Era fim de tarde, mas começo de ano. A espera em agonia para alívio daquele calor parecia não ter fim. É que quando se anda em turma, uns esperam os outros. E aí o tempo deve ser maior. Sacrifício válido. Quando estamos todos prontos, partimos. Partimos em caravana de dois carros rumo à praia mais distante.

Era fim de tarde e o mar desafiava. "Ousariam?" Suas ondas baixas e espumantes pareciam comemorar aquela terceira tarde do ano. A praia era quase vazia. Um primeiro gigante, engolidor de igualdades, provocava a desertidão daquele pequeno paraíso: era tudo muito caro, mas ainda permitido. Era a parte natural que a artificialidade do tutu não seria capaz de macular para maiores lucros. Não precisava.

Éramos seis naquele fim de tarde. Nos acompanhavam cinco pranchas e um bom livro. Saíram quase todos ao mar. Carregando suas bases, seus desejos. Revesariam. Aquela vontade imensa de velejar entre as ondas por sobre pranchas estreitas fazia com que o convite se tornasse mais e mais difícil. As águas cansavam. A corrente puxava pelas pernas aqueles que insistiam ficar em pé quando ainda dava. Pé. Era tudo tão violento que tanto maior era o desejo de alcançar a paz distante das marolas inquebrantáveis, maior era o escárnio do volume imensurável das águas. E o tempo passava. "Tem que saber furar as ondas". Era tudo tão complexo. As pranchas que deviam boiar e suportar corpos dançantes em harmonia com o mar, trabalhavam contra aquela árdua travessia. "É preciso técnica, paciência e determinação. Persiste, persiste." Algum tempo de exercícios para que o esforço compensasse. E compensa. Mesmo aquele que consumiu o último fio de luz do dia na tentativa de atravessar, se sentiu respeitado. "É uma troca." Uma troca bonita e digna da selvageria do mundo natural. O mar acolhe. E aquele balanço acalma.

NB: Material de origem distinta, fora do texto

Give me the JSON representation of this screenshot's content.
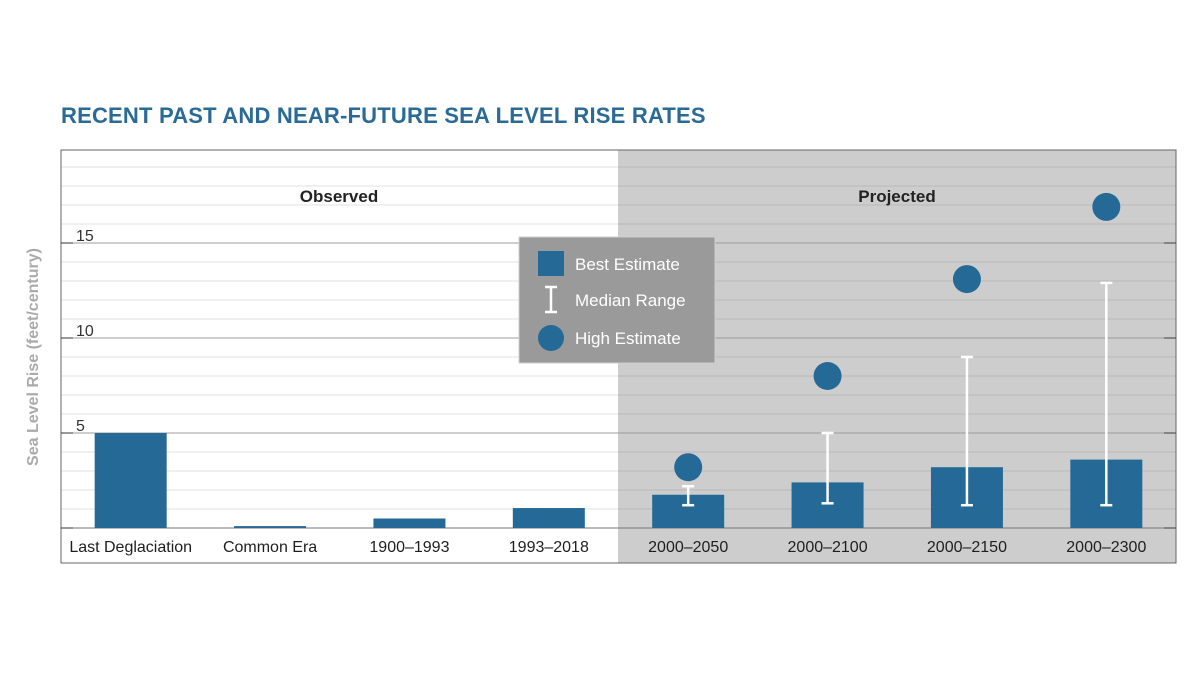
{
  "chart_data": {
    "type": "bar",
    "title": "RECENT PAST AND NEAR-FUTURE SEA LEVEL RISE RATES",
    "ylabel": "Sea Level Rise (feet/century)",
    "xlabel": "",
    "ylim": [
      0,
      19.5
    ],
    "yticks": [
      5,
      10,
      15
    ],
    "gridlines": true,
    "sections": [
      {
        "label": "Observed",
        "categories": [
          "Last Deglaciation",
          "Common Era",
          "1900–1993",
          "1993–2018"
        ]
      },
      {
        "label": "Projected",
        "categories": [
          "2000–2050",
          "2000–2100",
          "2000–2150",
          "2000–2300"
        ]
      }
    ],
    "categories": [
      "Last Deglaciation",
      "Common Era",
      "1900–1993",
      "1993–2018",
      "2000–2050",
      "2000–2100",
      "2000–2150",
      "2000–2300"
    ],
    "series": [
      {
        "name": "Best Estimate",
        "kind": "bar",
        "values": [
          5.0,
          0.1,
          0.5,
          1.05,
          1.75,
          2.4,
          3.2,
          3.6
        ]
      },
      {
        "name": "Median Range",
        "kind": "errorbar",
        "low": [
          null,
          null,
          null,
          null,
          1.2,
          1.3,
          1.2,
          1.2
        ],
        "high": [
          null,
          null,
          null,
          null,
          2.2,
          5.0,
          9.0,
          12.9
        ]
      },
      {
        "name": "High Estimate",
        "kind": "point",
        "values": [
          null,
          null,
          null,
          null,
          3.2,
          8.0,
          13.1,
          16.9
        ]
      }
    ],
    "legend": {
      "placement": "center",
      "entries": [
        "Best Estimate",
        "Median Range",
        "High Estimate"
      ]
    },
    "colors": {
      "bar": "#256a96",
      "projected_bg": "#cdcdcd",
      "legend_bg": "#9a9a9a",
      "title": "#2a6a96",
      "errorbar": "#ffffff"
    }
  }
}
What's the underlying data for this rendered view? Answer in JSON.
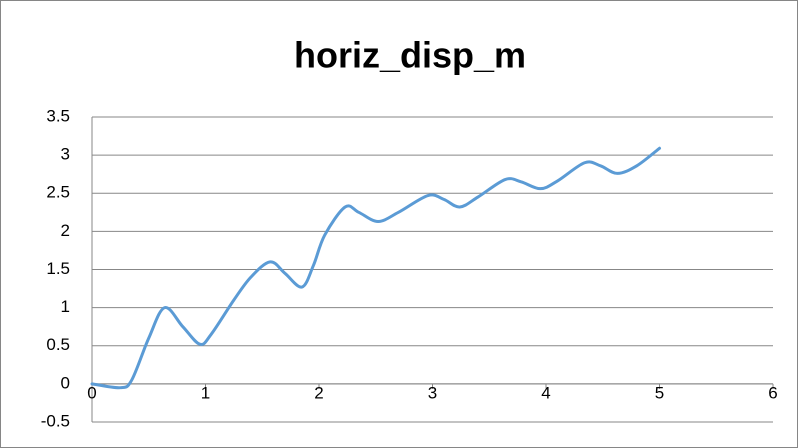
{
  "chart_data": {
    "type": "line",
    "title": "horiz_disp_m",
    "x": [
      0,
      0.25,
      0.35,
      0.5,
      0.64,
      0.8,
      0.95,
      1.05,
      1.25,
      1.4,
      1.57,
      1.7,
      1.85,
      1.95,
      2.05,
      2.23,
      2.35,
      2.52,
      2.7,
      2.96,
      3.1,
      3.24,
      3.4,
      3.64,
      3.78,
      3.95,
      4.1,
      4.34,
      4.48,
      4.63,
      4.8,
      5.0
    ],
    "values": [
      0,
      -0.05,
      0.05,
      0.6,
      1.0,
      0.75,
      0.52,
      0.65,
      1.1,
      1.4,
      1.6,
      1.45,
      1.27,
      1.55,
      1.95,
      2.32,
      2.25,
      2.13,
      2.25,
      2.47,
      2.42,
      2.32,
      2.45,
      2.68,
      2.65,
      2.56,
      2.66,
      2.9,
      2.86,
      2.76,
      2.86,
      3.09
    ],
    "color": "#5b9bd5",
    "xlim": [
      0,
      6
    ],
    "xticks": [
      0,
      1,
      2,
      3,
      4,
      5,
      6
    ],
    "ylim": [
      -0.5,
      3.5
    ],
    "yticks": [
      -0.5,
      0,
      0.5,
      1,
      1.5,
      2,
      2.5,
      3,
      3.5
    ],
    "grid": true
  }
}
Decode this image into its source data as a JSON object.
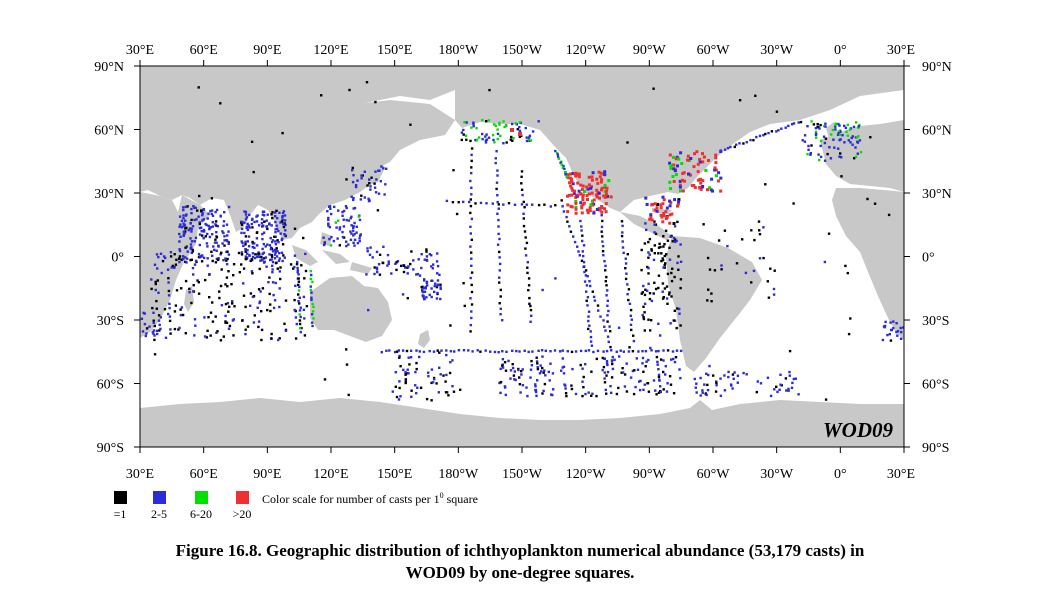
{
  "figure": {
    "watermark": "WOD09",
    "lon_ticks": [
      "30°E",
      "60°E",
      "90°E",
      "120°E",
      "150°E",
      "180°W",
      "150°W",
      "120°W",
      "90°W",
      "60°W",
      "30°W",
      "0°",
      "30°E"
    ],
    "lat_ticks": [
      "90°N",
      "60°N",
      "30°N",
      "0°",
      "30°S",
      "60°S",
      "90°S"
    ],
    "colors": {
      "land": "#c8c8c8",
      "ocean": "#ffffff",
      "frame": "#000000",
      "cast_1": "#000000",
      "cast_2_5": "#2b2bd8",
      "cast_6_20": "#00e000",
      "cast_gt20": "#f03030"
    }
  },
  "legend": {
    "items": [
      {
        "label": "=1",
        "color": "#000000"
      },
      {
        "label": "2-5",
        "color": "#2b2bd8"
      },
      {
        "label": "6-20",
        "color": "#00e000"
      },
      {
        "label": ">20",
        "color": "#f03030"
      }
    ],
    "description_prefix": "Color scale for number of casts per 1",
    "description_sup": "0",
    "description_suffix": " square"
  },
  "caption": {
    "line1": "Figure 16.8. Geographic distribution of ichthyoplankton numerical abundance (53,179 casts) in",
    "line2": "WOD09 by one-degree squares."
  }
}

Era começo de noite. E o terceiro gigante começa a surgir. Impiedoso. Algumas combinações são impossíveis. Esta era perfeita. A Lua surgia como nunca se poderia imaginar. Cheia, amarela e repleta. Grande. Estando no Equador e no Horizonte, ela era impressionantemente grande. Algumas nuvens impediam por momentos sua completa aparição, e ainda assim, não havia maneiras de escondê-la. Foi um momento único. De uma beleza ímpar. De pensamentos ordenados como se fosse possível. Naquele momento era. Uma cabeça de ligeireza que incomoda foi capaz naquele instante de pensar. Pensar-em-tudo. Pensar-em-paz. O coração era livre. Era leve. E uma sensação indescritível de gratidão lhe invadia a alma. Eram os resquícios da religião. Mas era tão real, tão interno, que jamais poderia ter parecido vir de um livro ou de um jargão.

A vontade de escrever foi tão urgente que ainda um dia passado é tudo tão claro como se ainda perdurasse. Uma Lua e Mar eternos. Eternos nas idéias. Nas palavras, nas indignas palavras.